Sejumlah warga Desa Balongmulyo mengaku resah karena kejadian serupa disebut bukan yang pertama. Bahkan, beberapa orang tua menyatakan anak mereka telah dua kali mengalami gejala keracunan setelah mengonsumsi makanan dari program tersebut di sekolah.
Salah satu wali murid, Windarsih (42), mengatakan kedua anaknya pernah terdampak dalam dua peristiwa berbeda. Anak pertamanya yang duduk di bangku SMP sebelumnya mengalami keracunan, dan kini kejadian serupa menimpa anaknya yang masih bersekolah dasar.
“Ya saya minta lebih hati-hati. Di Kragan ini kejadian sudah dua kali. Anak saya yang SMP waktu itu juga kena, di SMP 1 Kragan. Sekarang anak saya yang SD juga kena,” ujarnya saat ditemui, Selasa, 21 April 2026.
Windarsih mengaku mulai kehilangan kepercayaan terhadap pelaksanaan program MBG.
“Saya sebagai orang tua takut sama program MBG ini. Harapan saya nggak usah dikasih lagi lah. Kalau bisa diganti uang tunai, biar orang tuanya yang memberikan makanan,” tambahnya.
Kekhawatiran serupa juga disampaikan Miyati (41), warga setempat yang mengaku trauma setelah anaknya kembali menjadi korban.
Ia mengatakan sebelumnya anaknya yang bersekolah di SMPN 1 Kragan juga mengalami kejadian serupa dengan gejala cukup berat.

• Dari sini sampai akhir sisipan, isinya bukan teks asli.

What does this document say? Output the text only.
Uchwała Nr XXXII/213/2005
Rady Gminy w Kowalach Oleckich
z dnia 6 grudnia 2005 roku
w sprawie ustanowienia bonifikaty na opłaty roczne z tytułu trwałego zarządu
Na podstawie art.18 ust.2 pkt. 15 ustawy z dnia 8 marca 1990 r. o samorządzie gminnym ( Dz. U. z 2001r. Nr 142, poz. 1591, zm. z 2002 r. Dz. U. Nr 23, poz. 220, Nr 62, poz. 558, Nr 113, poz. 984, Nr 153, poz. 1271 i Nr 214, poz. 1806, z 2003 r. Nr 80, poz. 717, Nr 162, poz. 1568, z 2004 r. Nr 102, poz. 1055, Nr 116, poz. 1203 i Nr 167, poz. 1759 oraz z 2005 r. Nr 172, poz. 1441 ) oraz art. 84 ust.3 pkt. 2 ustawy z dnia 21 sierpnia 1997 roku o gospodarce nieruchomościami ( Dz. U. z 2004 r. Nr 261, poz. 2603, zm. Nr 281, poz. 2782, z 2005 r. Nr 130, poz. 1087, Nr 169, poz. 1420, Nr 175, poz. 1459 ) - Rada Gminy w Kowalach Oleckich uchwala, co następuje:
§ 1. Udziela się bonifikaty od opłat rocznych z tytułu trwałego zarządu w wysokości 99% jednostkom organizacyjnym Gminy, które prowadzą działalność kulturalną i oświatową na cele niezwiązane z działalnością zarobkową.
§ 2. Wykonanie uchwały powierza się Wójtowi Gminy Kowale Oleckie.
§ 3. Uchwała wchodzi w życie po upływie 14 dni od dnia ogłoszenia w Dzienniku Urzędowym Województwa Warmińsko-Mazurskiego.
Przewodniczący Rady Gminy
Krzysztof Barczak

“Saya kaget, dilapori anak saya ikut keracunan. Dulu anak saya yang di SMPN 1 Kragan juga keracunan, sekarang anak saya yang SD. Jadi saya gugup saat dapat kabar tadi,” ungkapnya.
Miyati menjelaskan, pada kejadian sebelumnya anaknya mengalami gejala seperti muntah, diare, dan mual yang berlangsung selama beberapa hari.
“Trauma sekali, sudah dua kali anak-anak saya keracunan MBG. Yang SMP sebelumnya mencret, muntah, mual sampai empat hari,” jelasnya.
Ia berharap pemerintah segera melakukan evaluasi menyeluruh terhadap program MBG. Bahkan, ia mengusulkan agar kebijakan tersebut dialihkan ke program lain yang dinilai lebih berdampak bagi ekonomi keluarga.
“Mending sekarang nggak usah ada MBG. Ciptakan saja lapangan pekerjaan buat bapak-bapaknya, biar ada tambahan pemasukan untuk anaknya,” pungkasnya.
Sebagai informasi, peristiwa serupa pernah terjadi pada September 2025, ketika 173 siswa SMPN 1 Kragan diduga mengalami keracunan setelah mengonsumsi menu MBG. Saat itu, para siswa dilaporkan mengalami gejala mual, muntah, pusing, dan sakit perut.
Dalam kejadian terbaru, puluhan siswa sekolah dasar di Kecamatan Kragan kembali diduga mengalami keracunan usai menyantap menu MBG dalam rangkaian peringatan Hari Kartini. Para siswa kemudian dibawa ke Puskesmas Kragan II untuk mendapatkan penanganan medis.